It would help immensely if people would just use a common terminology
of references and addresses.

What URI (RFC3986) defines is a standard naming format that uses
hierarchical name delegation to cover the entire Internet with identifiers.
URL is just another name for URI. It's uniform and restricted to what
will interoperate, like the postal code addresses, and like postal regulations
this doesn't prevent people from using non-standard references that
can be reinterpreted into some standard form.

URI has one appendix that defines how to parse any reference into the
common components (even when the characters are not allowed in the
standard URI grammar). That's what most implementations interop upon.

The WHATWG url spec defines a set of rules for interpreting references
and placing them in a url data structure within browser memory. url != URL.
href != URL. The spec says that this is somehow replacing URI, but it isn't
even defining the same thing. The algorithms are designed to support
1997-era browser compatibility (even when there is no desire for that).

The WHATWG spec uses the same name for (last I checked) five different
concepts with five different sets of rules associated with them, each of
which are very important for browser consistency. The specification is
owned and controlled by four corporations, but isn't fully implemented
by any of them. It aspires to be implemented.

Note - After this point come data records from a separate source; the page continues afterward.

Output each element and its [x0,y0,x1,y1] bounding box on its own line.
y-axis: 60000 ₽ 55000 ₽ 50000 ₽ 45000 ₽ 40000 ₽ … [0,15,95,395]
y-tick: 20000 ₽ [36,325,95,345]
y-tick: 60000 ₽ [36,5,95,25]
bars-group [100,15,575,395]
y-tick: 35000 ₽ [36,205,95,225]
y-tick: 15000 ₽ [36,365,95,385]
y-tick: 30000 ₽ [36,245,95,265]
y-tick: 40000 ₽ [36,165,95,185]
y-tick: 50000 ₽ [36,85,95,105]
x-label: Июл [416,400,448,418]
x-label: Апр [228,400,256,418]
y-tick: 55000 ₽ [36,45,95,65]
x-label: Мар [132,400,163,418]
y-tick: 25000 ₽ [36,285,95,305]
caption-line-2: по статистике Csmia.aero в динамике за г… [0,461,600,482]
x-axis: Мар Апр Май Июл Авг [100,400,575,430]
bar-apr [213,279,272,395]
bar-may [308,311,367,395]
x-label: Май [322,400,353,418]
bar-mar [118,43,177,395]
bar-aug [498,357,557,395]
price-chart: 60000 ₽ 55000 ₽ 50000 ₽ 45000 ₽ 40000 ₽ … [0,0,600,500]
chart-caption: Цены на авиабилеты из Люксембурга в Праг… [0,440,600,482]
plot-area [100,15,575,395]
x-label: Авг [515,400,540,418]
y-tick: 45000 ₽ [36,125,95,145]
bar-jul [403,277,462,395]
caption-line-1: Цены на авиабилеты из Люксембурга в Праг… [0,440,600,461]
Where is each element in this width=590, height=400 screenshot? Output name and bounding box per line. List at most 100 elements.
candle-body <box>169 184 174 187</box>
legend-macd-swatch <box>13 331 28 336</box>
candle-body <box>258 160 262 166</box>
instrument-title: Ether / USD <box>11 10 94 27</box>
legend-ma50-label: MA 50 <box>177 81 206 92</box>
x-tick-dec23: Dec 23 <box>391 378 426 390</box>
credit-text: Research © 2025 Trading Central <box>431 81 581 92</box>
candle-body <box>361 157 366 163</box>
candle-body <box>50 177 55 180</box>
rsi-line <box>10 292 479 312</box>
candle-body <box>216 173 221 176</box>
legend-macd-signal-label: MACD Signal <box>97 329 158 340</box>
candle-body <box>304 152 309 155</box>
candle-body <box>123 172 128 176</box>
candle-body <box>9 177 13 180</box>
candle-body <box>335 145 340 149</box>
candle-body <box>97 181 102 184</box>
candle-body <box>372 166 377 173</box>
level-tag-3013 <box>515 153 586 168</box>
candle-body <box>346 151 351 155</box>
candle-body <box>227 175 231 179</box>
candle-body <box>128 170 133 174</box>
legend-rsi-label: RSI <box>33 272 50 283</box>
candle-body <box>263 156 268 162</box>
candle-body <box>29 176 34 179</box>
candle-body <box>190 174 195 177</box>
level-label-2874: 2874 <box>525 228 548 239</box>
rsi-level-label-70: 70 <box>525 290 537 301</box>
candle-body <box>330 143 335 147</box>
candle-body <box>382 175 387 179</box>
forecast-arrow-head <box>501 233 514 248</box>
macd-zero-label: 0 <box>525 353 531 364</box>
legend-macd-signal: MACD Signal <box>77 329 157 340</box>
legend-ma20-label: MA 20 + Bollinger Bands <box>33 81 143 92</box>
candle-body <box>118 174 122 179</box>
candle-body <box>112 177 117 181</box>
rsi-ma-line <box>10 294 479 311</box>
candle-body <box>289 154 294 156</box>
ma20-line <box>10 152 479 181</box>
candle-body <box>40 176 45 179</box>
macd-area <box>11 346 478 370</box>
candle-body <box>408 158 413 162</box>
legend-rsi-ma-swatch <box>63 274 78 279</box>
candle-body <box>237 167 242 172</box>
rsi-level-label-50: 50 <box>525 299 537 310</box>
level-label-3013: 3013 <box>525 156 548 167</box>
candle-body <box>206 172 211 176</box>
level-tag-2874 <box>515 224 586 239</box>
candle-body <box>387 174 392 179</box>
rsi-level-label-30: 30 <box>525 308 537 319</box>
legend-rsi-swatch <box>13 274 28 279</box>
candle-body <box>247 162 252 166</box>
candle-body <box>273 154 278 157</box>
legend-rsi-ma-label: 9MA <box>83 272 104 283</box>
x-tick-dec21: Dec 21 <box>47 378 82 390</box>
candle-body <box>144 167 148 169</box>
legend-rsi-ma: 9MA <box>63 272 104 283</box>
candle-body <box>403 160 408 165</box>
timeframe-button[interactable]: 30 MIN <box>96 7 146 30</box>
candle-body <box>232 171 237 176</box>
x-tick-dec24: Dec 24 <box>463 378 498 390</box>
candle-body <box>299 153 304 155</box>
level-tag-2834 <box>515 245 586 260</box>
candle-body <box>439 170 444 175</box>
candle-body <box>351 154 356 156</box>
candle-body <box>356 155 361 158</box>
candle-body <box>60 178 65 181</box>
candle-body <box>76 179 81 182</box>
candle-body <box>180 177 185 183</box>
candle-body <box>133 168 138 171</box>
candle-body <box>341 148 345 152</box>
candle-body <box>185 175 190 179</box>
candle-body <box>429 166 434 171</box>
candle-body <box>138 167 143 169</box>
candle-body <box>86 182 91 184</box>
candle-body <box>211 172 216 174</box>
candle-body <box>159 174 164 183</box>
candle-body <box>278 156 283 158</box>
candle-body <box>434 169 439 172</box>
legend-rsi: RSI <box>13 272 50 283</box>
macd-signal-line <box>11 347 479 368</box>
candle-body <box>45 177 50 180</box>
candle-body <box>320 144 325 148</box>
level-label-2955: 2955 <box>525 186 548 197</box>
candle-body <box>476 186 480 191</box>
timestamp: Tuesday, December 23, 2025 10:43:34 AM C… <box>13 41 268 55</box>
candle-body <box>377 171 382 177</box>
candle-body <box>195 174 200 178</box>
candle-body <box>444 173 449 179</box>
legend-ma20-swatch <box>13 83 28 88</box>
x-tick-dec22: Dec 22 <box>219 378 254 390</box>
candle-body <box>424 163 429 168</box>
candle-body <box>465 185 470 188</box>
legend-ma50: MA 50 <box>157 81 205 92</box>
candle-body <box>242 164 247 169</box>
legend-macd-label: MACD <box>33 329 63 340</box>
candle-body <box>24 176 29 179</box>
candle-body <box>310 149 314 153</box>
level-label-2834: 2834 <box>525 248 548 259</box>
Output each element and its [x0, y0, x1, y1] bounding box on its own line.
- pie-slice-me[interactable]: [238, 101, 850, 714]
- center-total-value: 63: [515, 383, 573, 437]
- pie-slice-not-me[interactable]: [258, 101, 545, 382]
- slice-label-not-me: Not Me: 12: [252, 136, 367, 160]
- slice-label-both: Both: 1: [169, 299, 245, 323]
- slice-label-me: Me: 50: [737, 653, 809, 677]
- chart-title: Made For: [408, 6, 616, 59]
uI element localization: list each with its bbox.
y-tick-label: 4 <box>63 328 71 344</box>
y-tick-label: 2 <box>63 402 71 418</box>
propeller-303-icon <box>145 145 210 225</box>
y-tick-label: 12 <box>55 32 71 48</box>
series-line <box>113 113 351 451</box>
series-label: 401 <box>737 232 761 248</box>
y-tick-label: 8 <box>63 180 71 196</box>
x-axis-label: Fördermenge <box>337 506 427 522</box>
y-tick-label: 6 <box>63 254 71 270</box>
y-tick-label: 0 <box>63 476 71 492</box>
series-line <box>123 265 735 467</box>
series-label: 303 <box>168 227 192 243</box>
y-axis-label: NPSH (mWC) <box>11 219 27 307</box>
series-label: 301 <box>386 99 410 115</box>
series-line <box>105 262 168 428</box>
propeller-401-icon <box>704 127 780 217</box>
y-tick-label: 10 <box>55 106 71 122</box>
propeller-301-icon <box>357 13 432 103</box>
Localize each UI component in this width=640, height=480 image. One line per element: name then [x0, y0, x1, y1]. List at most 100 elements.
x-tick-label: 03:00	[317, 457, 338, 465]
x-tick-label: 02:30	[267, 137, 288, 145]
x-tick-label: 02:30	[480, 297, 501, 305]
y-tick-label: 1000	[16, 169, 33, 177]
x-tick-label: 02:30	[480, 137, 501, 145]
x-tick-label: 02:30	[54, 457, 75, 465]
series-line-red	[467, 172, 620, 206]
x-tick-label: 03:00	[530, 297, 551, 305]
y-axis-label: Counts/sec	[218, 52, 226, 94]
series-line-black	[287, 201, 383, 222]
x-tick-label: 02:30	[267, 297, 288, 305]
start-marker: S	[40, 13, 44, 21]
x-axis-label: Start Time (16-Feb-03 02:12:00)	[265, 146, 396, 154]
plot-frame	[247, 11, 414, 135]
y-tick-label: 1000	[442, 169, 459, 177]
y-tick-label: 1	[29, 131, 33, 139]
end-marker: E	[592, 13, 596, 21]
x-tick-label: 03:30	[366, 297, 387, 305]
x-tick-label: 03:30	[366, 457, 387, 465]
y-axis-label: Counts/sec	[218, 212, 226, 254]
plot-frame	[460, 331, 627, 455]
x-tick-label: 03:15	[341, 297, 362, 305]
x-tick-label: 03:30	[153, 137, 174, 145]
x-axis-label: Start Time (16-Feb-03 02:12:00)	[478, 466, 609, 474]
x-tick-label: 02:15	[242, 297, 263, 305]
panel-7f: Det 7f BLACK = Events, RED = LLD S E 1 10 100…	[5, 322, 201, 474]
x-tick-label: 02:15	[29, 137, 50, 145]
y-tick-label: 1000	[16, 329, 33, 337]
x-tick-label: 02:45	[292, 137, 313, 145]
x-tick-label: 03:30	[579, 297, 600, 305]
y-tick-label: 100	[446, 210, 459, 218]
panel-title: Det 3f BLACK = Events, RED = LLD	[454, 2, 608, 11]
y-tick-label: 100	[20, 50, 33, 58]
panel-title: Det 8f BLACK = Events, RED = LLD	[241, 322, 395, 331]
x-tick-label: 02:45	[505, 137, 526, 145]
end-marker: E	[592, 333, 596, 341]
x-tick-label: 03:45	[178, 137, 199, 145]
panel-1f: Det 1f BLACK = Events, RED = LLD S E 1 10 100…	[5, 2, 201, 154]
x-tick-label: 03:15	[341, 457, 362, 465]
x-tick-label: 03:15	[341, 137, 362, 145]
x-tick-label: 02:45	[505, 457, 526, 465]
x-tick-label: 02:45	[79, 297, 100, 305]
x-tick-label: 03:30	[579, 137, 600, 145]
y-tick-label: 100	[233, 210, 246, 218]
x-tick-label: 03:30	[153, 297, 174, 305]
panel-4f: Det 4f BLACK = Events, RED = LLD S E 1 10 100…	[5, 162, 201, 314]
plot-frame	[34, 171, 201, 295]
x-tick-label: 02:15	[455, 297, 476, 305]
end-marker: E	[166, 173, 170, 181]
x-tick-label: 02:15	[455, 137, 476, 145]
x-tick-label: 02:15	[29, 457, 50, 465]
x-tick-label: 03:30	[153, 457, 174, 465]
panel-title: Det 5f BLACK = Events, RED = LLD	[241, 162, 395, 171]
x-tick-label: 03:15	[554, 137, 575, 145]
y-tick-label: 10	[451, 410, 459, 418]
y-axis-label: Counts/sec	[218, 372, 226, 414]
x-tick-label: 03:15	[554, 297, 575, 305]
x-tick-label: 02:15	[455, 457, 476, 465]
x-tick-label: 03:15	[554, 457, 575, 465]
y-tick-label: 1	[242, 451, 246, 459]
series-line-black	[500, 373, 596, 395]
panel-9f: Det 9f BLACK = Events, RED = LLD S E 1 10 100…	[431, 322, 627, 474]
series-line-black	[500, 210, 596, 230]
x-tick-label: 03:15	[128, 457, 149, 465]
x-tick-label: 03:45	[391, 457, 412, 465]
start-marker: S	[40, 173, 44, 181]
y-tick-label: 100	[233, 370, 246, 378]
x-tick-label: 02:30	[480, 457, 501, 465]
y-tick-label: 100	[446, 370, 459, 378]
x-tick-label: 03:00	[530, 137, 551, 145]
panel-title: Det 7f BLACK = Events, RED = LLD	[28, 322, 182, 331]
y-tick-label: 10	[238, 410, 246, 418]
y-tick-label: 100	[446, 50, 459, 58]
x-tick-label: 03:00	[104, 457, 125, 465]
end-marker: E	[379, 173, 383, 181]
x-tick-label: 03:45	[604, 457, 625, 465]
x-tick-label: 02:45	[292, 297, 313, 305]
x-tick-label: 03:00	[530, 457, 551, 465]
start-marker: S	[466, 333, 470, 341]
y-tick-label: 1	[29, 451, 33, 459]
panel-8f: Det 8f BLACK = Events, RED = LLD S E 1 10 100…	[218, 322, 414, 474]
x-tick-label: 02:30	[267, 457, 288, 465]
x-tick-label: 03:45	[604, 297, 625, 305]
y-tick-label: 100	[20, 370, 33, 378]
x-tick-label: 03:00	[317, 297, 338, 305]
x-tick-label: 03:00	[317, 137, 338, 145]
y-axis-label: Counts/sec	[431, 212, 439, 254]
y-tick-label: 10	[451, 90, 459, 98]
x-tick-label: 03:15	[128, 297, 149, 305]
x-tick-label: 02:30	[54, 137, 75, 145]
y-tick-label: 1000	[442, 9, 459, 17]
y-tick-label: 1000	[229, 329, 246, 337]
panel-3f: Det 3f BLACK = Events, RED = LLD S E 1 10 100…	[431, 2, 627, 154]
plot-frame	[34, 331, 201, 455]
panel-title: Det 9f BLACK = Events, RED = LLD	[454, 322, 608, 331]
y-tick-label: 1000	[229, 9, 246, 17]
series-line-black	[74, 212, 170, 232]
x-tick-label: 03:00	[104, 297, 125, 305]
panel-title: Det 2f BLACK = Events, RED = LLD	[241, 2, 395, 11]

These specs could easily exist in harmony if WHATWG would stop
insisting it is defining the URL standard and instead define an HTML
href standard that makes sense for HTML processors. The deviations
are mostly due to the variances in constructing/interpreting references
that are generated via forms, javascript, etc. Well, that and the i18n
hostname processing that keeps changing in weird ways. None of
that impacts the interoperability of URIs.

There are other specs that have been implemented (XML, IRN, URN, etc.)
that also exist, with their own fundamental flaws, that have tried to fix
the perceived limitations of URI by changing the identifiers, but not
actually recognizing that references >> identifiers. Anyway, they exist,
the world has changed several times over, and the URI spec still only
deals with the interoperable standard address, not how to make every
possible reference into a valid URI.

I could write a spec that formally defines Hypertext References
(and whatever other updates are needed for 3986) for the Internet.
Actually, I started to do that and stopped to revise HTTP instead.
It's not an easy thing to do, mostly because everyone wants a little
thing done and there's a lot of people wanting (for a very long time).
The hard part is resisting temptation.

I would not do so at the WHATWG. This is not because I am somehow
antagonistic to WHATWG folks; it's because I find it unethical to take
a public standard and place it under the ownership of four companies
that have shown no interest in supporting the needs of the entire
Web/Internet, even if I like those companies, use their products, and
enjoy working with their employees to make the IETF standards better.

This is not my fault, not a fault in the IETF process, nor any attempt
to "go political" on WHATWG: it's a fact of "https://whatwg.org/policies"
which was entirely and artfully created by those companies even
though they were (and are) fully capable of participating in nonprofits
like the rest of us. Power corrupts. I am happy to work with those same
people within the IETF framework, where they can participate as
individuals and not have veto power over the resulting spec.

....Roy

Received on Wednesday, 15 June 2022 17:58:20 UTC